June 29, 1992 LP Storm

6:20 pm west view7:30 pm west view8:30 pm north view
There is a single distinct lowering of the cloud base far off at the western horizon. The cloud was rotating rapidly, and nearer the camera is a long tail of a cloud that wrapped around to the north and entered the northwest flank of the storm. There are two distinct lowerings of the cloud base at this time. One has a short tail that extends toward the south. This photo late in the day shows the remains of the LP storm, a distinct pedestal and tower above, as it passed to the north of me. Note the greenish brown layer near the earth composed of moisture and dust moved by the relentless east wind.

The drawing below is from my notebook, and attempts to convey what the LP storm looked like near the end of its life as the gloom of night fell on the ranch. The wall cloud or base is saucer-shaped, with two columnar towers rising above capped by two anvils and some other obscurance. Because I knew nothing of LP storms at the time, I simply catalogued the columns as enigmatic.

June 26, 1999 Goshen County, Wyoming I no longer live in Goshen County, Wyoming, but my brother does. Two LP storms pass through the area this day; both originate over Laramie Peak. One passes over Lagrange, Wyoming and takes a right turn toward Kimbal and eventually Imperial, Nebraska. The other occurs hours later and runs almost straight east on the Goshen County, Laramie County line about 5 miles south of Lagrange. My brother's ranch is northwest of Lagrange. In the first storm he is pelted by hail, not heavy, but of huge stones. Some of these are the size of a small fist and shaped about the same. Days later the cows are still sore from this misfortune. There are two tornado funnels and one full tornado that touches down two miles southwest of his home.

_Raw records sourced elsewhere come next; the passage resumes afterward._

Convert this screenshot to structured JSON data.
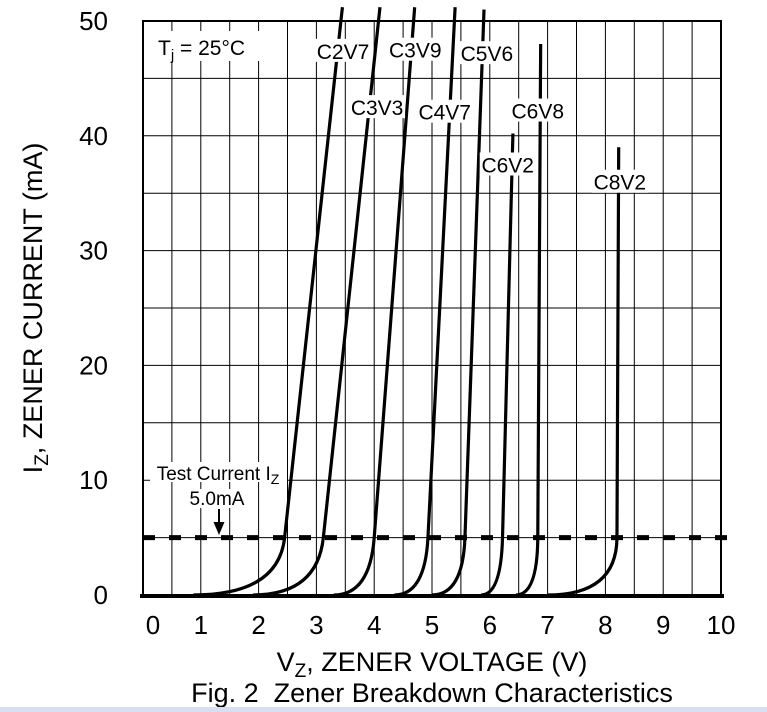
{
  "page": {
    "background": "#ffffff",
    "bottom_edge_color": "#d7dff0",
    "line_color": "#000000"
  },
  "chart_data": {
    "type": "line",
    "title": "Fig. 2  Zener Breakdown Characteristics",
    "xlabel": {
      "pre": "V",
      "sub": "Z",
      "post": ", ZENER VOLTAGE (V)"
    },
    "ylabel": {
      "pre": "I",
      "sub": "Z",
      "post": ", ZENER CURRENT (mA)"
    },
    "xlim": [
      0,
      10
    ],
    "ylim": [
      0,
      50
    ],
    "x_ticks": [
      0,
      1,
      2,
      3,
      4,
      5,
      6,
      7,
      8,
      9,
      10
    ],
    "y_ticks": [
      0,
      10,
      20,
      30,
      40,
      50
    ],
    "x_minor_step": 0.5,
    "y_grid_step": 5,
    "grid": "on",
    "legend_position": "none",
    "annotations": {
      "temperature": {
        "pre": "T",
        "sub": "j",
        "post": " = 25°C"
      },
      "test_current": {
        "line1_pre": "Test Current I",
        "line1_sub": "Z",
        "line2": "5.0mA",
        "value_ma": 5
      }
    },
    "series": [
      {
        "name": "C2V7",
        "points": [
          [
            0.87,
            0
          ],
          [
            2.45,
            5
          ],
          [
            3.45,
            51.2
          ]
        ],
        "label": {
          "v": 3.46,
          "i": 47.4
        }
      },
      {
        "name": "C3V3",
        "points": [
          [
            1.9,
            0
          ],
          [
            3.12,
            5
          ],
          [
            4.1,
            51.2
          ]
        ],
        "label": {
          "v": 4.05,
          "i": 42.5
        }
      },
      {
        "name": "C3V9",
        "points": [
          [
            3.3,
            0
          ],
          [
            4.0,
            5
          ],
          [
            4.7,
            51.2
          ]
        ],
        "label": {
          "v": 4.71,
          "i": 47.5
        }
      },
      {
        "name": "C4V7",
        "points": [
          [
            4.35,
            0
          ],
          [
            4.93,
            5
          ],
          [
            5.4,
            51.2
          ]
        ],
        "label": {
          "v": 5.22,
          "i": 42.1
        }
      },
      {
        "name": "C5V6",
        "points": [
          [
            5.0,
            0
          ],
          [
            5.57,
            5
          ],
          [
            5.9,
            51.0
          ]
        ],
        "label": {
          "v": 5.95,
          "i": 47.2
        }
      },
      {
        "name": "C6V2",
        "points": [
          [
            5.85,
            0
          ],
          [
            6.22,
            5
          ],
          [
            6.4,
            40.2
          ]
        ],
        "label": {
          "v": 6.31,
          "i": 37.5
        }
      },
      {
        "name": "C6V8",
        "points": [
          [
            6.45,
            0
          ],
          [
            6.83,
            5
          ],
          [
            6.88,
            48.0
          ]
        ],
        "label": {
          "v": 6.83,
          "i": 42.2
        }
      },
      {
        "name": "C8V2",
        "points": [
          [
            7.0,
            0
          ],
          [
            8.2,
            5
          ],
          [
            8.23,
            39.0
          ]
        ],
        "label": {
          "v": 8.25,
          "i": 36.0
        }
      }
    ]
  }
}
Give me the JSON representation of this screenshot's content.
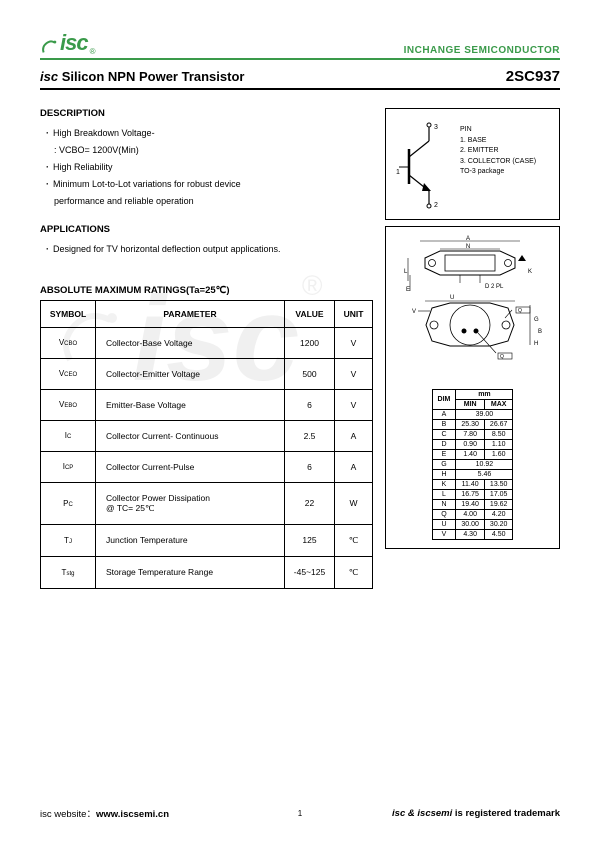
{
  "header": {
    "logo_text": "isc",
    "logo_r": "®",
    "company": "INCHANGE SEMICONDUCTOR"
  },
  "title": {
    "prefix": "isc",
    "main": " Silicon NPN Power Transistor",
    "part_number": "2SC937"
  },
  "description": {
    "heading": "DESCRIPTION",
    "items": [
      "High Breakdown Voltage-",
      ": VCBO= 1200V(Min)",
      "High Reliability",
      "Minimum Lot-to-Lot variations for robust device",
      "performance and reliable operation"
    ]
  },
  "applications": {
    "heading": "APPLICATIONS",
    "items": [
      "Designed for TV horizontal deflection output applications."
    ]
  },
  "ratings_title": "ABSOLUTE MAXIMUM RATINGS(Ta=25℃)",
  "ratings": {
    "headers": [
      "SYMBOL",
      "PARAMETER",
      "VALUE",
      "UNIT"
    ],
    "rows": [
      {
        "sym": "V",
        "sub": "CBO",
        "param": "Collector-Base Voltage",
        "value": "1200",
        "unit": "V"
      },
      {
        "sym": "V",
        "sub": "CEO",
        "param": "Collector-Emitter Voltage",
        "value": "500",
        "unit": "V"
      },
      {
        "sym": "V",
        "sub": "EBO",
        "param": "Emitter-Base Voltage",
        "value": "6",
        "unit": "V"
      },
      {
        "sym": "I",
        "sub": "C",
        "param": "Collector Current- Continuous",
        "value": "2.5",
        "unit": "A"
      },
      {
        "sym": "I",
        "sub": "CP",
        "param": "Collector Current-Pulse",
        "value": "6",
        "unit": "A"
      },
      {
        "sym": "P",
        "sub": "C",
        "param": "Collector Power Dissipation\n@ TC= 25℃",
        "value": "22",
        "unit": "W"
      },
      {
        "sym": "T",
        "sub": "J",
        "param": "Junction Temperature",
        "value": "125",
        "unit": "℃"
      },
      {
        "sym": "T",
        "sub": "stg",
        "param": "Storage Temperature Range",
        "value": "-45~125",
        "unit": "℃"
      }
    ]
  },
  "pin_diagram": {
    "label_pin": "PIN",
    "pin1": "1. BASE",
    "pin2": "2. EMITTER",
    "pin3": "3. COLLECTOR (CASE)",
    "package": "TO-3 package"
  },
  "dimensions": {
    "header_dim": "DIM",
    "header_mm": "mm",
    "header_min": "MIN",
    "header_max": "MAX",
    "rows": [
      {
        "dim": "A",
        "min": "39.00",
        "max": "",
        "span": true
      },
      {
        "dim": "B",
        "min": "25.30",
        "max": "26.67"
      },
      {
        "dim": "C",
        "min": "7.80",
        "max": "8.50"
      },
      {
        "dim": "D",
        "min": "0.90",
        "max": "1.10"
      },
      {
        "dim": "E",
        "min": "1.40",
        "max": "1.60"
      },
      {
        "dim": "G",
        "min": "10.92",
        "max": "",
        "span": true
      },
      {
        "dim": "H",
        "min": "5.46",
        "max": "",
        "span": true
      },
      {
        "dim": "K",
        "min": "11.40",
        "max": "13.50"
      },
      {
        "dim": "L",
        "min": "16.75",
        "max": "17.05"
      },
      {
        "dim": "N",
        "min": "19.40",
        "max": "19.62"
      },
      {
        "dim": "Q",
        "min": "4.00",
        "max": "4.20"
      },
      {
        "dim": "U",
        "min": "30.00",
        "max": "30.20"
      },
      {
        "dim": "V",
        "min": "4.30",
        "max": "4.50"
      }
    ]
  },
  "footer": {
    "website_label": "isc website：",
    "website": "www.iscsemi.cn",
    "page": "1",
    "trademark_prefix": "isc & iscsemi",
    "trademark_suffix": " is registered trademark"
  }
}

The second storm is far enough to the south that my brother can get a very good look at it. The cloud itself is black and has an umbrella-shaped (my brother would say saucer-shaped) wall cloud below. The whole thing appears to be rotating quickly. Now and then he thinks that the cloud shoots out a thin funnel toward earth, but these dissipate almost immediately and none of them reach the ground. "Scariest cloud he has ever seen," is how he described it.

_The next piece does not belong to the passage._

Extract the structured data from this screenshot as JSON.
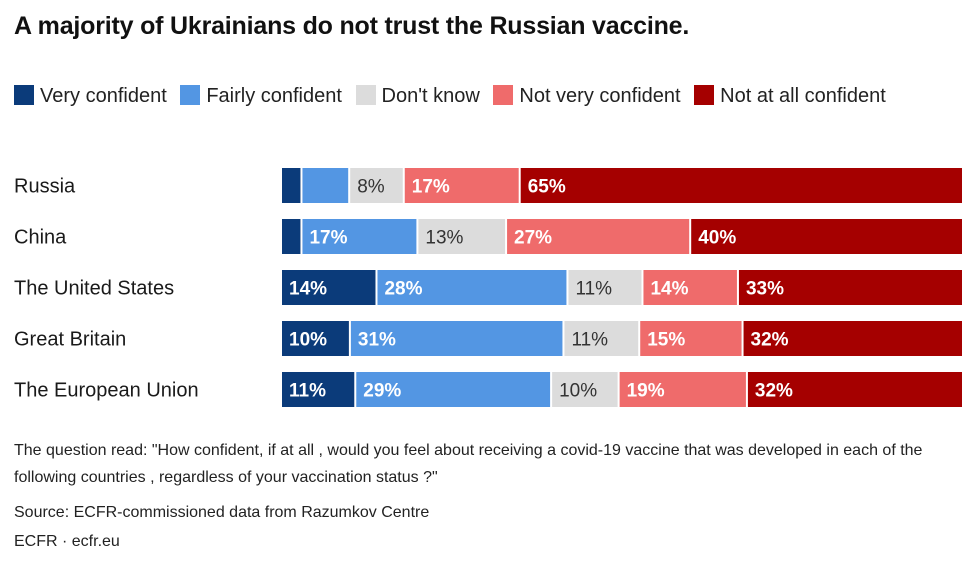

The timing of terrible hail storms we have suffered over the years suggests that LP storms strike the Goshen Hole country almost always in the last 10 days of June. This happens when a sort of dry-line typically hangs across the area.

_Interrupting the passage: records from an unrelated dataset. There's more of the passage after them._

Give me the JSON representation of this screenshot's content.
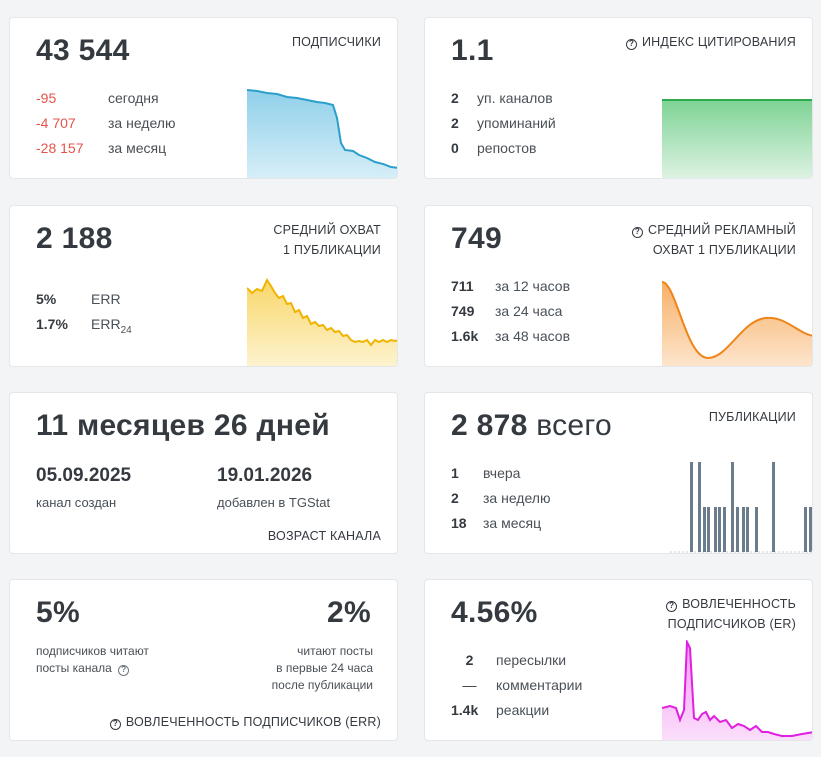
{
  "subscribers": {
    "value": "43 544",
    "label": "ПОДПИСЧИКИ",
    "rows": [
      {
        "value": "-95",
        "text": "сегодня"
      },
      {
        "value": "-4 707",
        "text": "за неделю"
      },
      {
        "value": "-28 157",
        "text": "за месяц"
      }
    ],
    "color": "#3aa9d6"
  },
  "citation": {
    "value": "1.1",
    "label": "ИНДЕКС ЦИТИРОВАНИЯ",
    "icon": "question-circle-icon",
    "rows": [
      {
        "value": "2",
        "text": "уп. каналов"
      },
      {
        "value": "2",
        "text": "упоминаний"
      },
      {
        "value": "0",
        "text": "репостов"
      }
    ],
    "color": "#33b35a"
  },
  "reach": {
    "value": "2 188",
    "label_line1": "СРЕДНИЙ ОХВАТ",
    "label_line2": "1 ПУБЛИКАЦИИ",
    "rows": [
      {
        "value": "5%",
        "text": "ERR"
      },
      {
        "value": "1.7%",
        "text": "ERR",
        "sub": "24"
      }
    ],
    "color": "#f4c02a"
  },
  "ad_reach": {
    "value": "749",
    "label_line1": "СРЕДНИЙ РЕКЛАМНЫЙ",
    "label_line2": "ОХВАТ 1 ПУБЛИКАЦИИ",
    "icon": "question-circle-icon",
    "rows": [
      {
        "value": "711",
        "text": "за 12 часов"
      },
      {
        "value": "749",
        "text": "за 24 часа"
      },
      {
        "value": "1.6k",
        "text": "за 48 часов"
      }
    ],
    "color": "#f08a24"
  },
  "age": {
    "value": "11 месяцев 26 дней",
    "created_date": "05.09.2025",
    "created_label": "канал создан",
    "added_date": "19.01.2026",
    "added_label": "добавлен в TGStat",
    "label": "ВОЗРАСТ КАНАЛА"
  },
  "posts": {
    "value": "2 878",
    "suffix": "всего",
    "label": "ПУБЛИКАЦИИ",
    "rows": [
      {
        "value": "1",
        "text": "вчера"
      },
      {
        "value": "2",
        "text": "за неделю"
      },
      {
        "value": "18",
        "text": "за месяц"
      }
    ],
    "color": "#6b7c8c"
  },
  "err": {
    "left_value": "5%",
    "left_text_line1": "подписчиков читают",
    "left_text_line2": "посты канала",
    "right_value": "2%",
    "right_text_line1": "читают посты",
    "right_text_line2": "в первые 24 часа",
    "right_text_line3": "после публикации",
    "label": "ВОВЛЕЧЕННОСТЬ ПОДПИСЧИКОВ (ERR)",
    "icon": "question-circle-icon"
  },
  "er": {
    "value": "4.56%",
    "label_line1": "ВОВЛЕЧЕННОСТЬ",
    "label_line2": "ПОДПИСЧИКОВ (ER)",
    "icon": "question-circle-icon",
    "rows": [
      {
        "value": "2",
        "text": "пересылки"
      },
      {
        "value": "—",
        "text": "комментарии"
      },
      {
        "value": "1.4k",
        "text": "реакции"
      }
    ],
    "color": "#e020e0"
  }
}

May 4, 2000 Goshen County, Wyoming During the night of May 4 my brother had a center-pivot irrigation system destroyed by an unobserved storm. Another such system was destroyed in exactly the same manner some 6 miles to the east in Nebraska. Although no one actually observed the destruction of the system, there is strong evidence to suggest that it was a tornado. The irrigation system weighs between 25 and 60 tons depending on how much water it contains. Damage to the hay field in which it sat showed that only the end tower dragged across the ground. There being no evidence of any drag marks for the other 6 segments of the system suggests that they were airborne during their journey. The system was crumpled and over-turned about 50 feet to the east of where it originally sat. What is most interesting about this, assuming that it was indeed tornado damage, is the number of tornadoes that have visited a small area in eastern Wyoming over the past few decades. Statistics indicate that this region has 1 tornado per 10,000 square miles per year. In three decades I can list 8 or more in a 1,000 square mile area. Could the unusual terrain be the cause, or is this just the expected variation of a small sample?